For the rest of the day Gervase loitered about alone. He was much more troubled than he let his father see. Madeline had accused him of treachery to Rufus Sterne, and had hinted in words too plain to be misunderstood that she had proof that he bribed Tim Polgarrow to commit perjury. If Madeline, therefore, had discovered this, how did he know that other people had not made the same discovery? He felt that he could not return to St. Gaved again until he knew. If Tim had let the secret out, his best course would be to keep out of sight until the storm had blown over, and people had forgotten the incident.

So it came about that Sir Charles and the others returned without him.
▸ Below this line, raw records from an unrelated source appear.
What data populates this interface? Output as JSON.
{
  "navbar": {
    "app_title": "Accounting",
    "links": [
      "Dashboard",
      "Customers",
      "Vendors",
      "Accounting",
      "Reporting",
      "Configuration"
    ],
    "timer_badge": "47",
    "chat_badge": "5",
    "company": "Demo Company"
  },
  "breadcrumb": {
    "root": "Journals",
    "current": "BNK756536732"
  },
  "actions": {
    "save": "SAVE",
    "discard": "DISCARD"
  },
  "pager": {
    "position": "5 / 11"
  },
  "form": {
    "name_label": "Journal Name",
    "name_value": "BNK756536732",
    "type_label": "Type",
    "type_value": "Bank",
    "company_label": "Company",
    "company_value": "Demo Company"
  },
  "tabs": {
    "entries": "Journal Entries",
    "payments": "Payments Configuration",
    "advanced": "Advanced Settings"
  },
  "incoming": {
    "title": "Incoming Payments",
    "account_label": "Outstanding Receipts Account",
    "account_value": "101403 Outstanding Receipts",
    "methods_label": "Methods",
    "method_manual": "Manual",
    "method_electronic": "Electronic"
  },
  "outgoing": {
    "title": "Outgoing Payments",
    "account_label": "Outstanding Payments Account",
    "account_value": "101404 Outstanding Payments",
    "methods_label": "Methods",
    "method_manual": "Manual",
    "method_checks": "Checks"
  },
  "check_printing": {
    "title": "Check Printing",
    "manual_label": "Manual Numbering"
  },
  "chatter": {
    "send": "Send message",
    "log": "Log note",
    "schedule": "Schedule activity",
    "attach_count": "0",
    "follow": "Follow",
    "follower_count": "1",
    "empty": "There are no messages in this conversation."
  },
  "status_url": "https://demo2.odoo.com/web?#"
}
Gervase promised to follow in a week or two at the outside. But a run of luck at Monte Carlo kept him a slave at the Casino. This was followed by a run of bad luck during which he lost all he had won. Then he remained on, trying to recover his lost position, and in the end he had to cable to his father for a remittance to bring him home.

Gervase had not been at Trewinion many days before the truth about Madeline began to leak out. Sir Charles had been too chagrined to give the smallest hint as to her whereabouts, or even to mention her name if it could be avoided, and Beryl and Lady Tregony took their cue from him. But Gervase, discovering that he was still in good odour among the people, and that the secret Madeline had discovered appeared to be known to no one else, concluded that nothing was to be gained by a policy of silence. He need not tell all the truth; in fact, he could put his own gloss on the facts as they stood, and so it began to be whispered about that Miss Grover had decided on visiting her friends in America before finally settling in England.